Martel, cité médiévale quercynoise, compte dans ses murs quelques fêlés de la BD qui savent ce que festival veut dire…
Parmi les villes et villages de France qui ont su préserver — ou restaurer - leurs vieux édifices, beaucoup valorisent leur patrimoine en organisant, l’été venu, moult spectacles de reconstitutions historiques et quantités d’animations à même de distraire le touriste de passage tout en rapportant de substantiels revenus aux habitants du cru. D’autant que, depuis bien des années déjà, les plongées culturelles dans le passé lointain à travers fêtes en tout genre sont de plus en plus prisées.

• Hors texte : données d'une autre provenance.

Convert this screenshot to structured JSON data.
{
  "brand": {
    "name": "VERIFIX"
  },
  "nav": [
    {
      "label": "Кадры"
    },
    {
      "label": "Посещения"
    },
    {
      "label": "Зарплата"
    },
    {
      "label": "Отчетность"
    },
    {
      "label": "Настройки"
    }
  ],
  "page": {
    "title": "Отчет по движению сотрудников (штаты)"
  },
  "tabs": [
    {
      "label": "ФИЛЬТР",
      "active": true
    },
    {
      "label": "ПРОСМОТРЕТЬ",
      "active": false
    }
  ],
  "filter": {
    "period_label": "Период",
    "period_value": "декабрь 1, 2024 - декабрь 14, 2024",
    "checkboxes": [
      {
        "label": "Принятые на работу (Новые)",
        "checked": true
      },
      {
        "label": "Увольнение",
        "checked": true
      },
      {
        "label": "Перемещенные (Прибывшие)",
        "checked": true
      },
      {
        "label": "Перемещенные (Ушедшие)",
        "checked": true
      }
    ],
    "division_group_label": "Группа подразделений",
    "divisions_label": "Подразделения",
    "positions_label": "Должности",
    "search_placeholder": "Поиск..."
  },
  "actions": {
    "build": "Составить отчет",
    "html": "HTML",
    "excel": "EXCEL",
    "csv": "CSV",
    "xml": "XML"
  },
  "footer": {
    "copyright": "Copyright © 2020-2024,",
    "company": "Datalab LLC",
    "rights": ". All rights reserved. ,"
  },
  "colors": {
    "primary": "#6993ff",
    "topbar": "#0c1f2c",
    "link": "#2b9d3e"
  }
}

Dans le Lot, département intronisé de longue date “terre des merveilles” pour la beauté et la diversité de ses paysages autant que pour la richesse de son patrimoine historique, la ville de Martel, dont la fondation remonterait au XIe siècle, se distingue de la masse de ces municipalités à “Médiévales” ou autres “rencontres estivales” en organisant sous sa halle du XVIIIe siècle… un festival de bande dessinée, sous l’égide de quelques “fêlés de la BD” constitués en association. Et ce depuis douze ans !
Martel, ce n’est pas Angoulême. Soit. Il n’empêche que, hors des boulevards médiatiques institutionnalisés, ce salon intimiste porte haut, en toute convivialité, la fêlure bédéïque. Il attire un public plus nombreux d’une année sur l’autre, et son ambiance chaleureuse séduit autant les lecteurs que les auteurs, scénaristes et dessinateurs confondus. Reste que la gageure d’occuper sans faillir une juste position entre intimité conviviale et audience toujours plus large — facteur indispensable à la survie de la manifestation — risque d’être de plus en plus difficile à tenir…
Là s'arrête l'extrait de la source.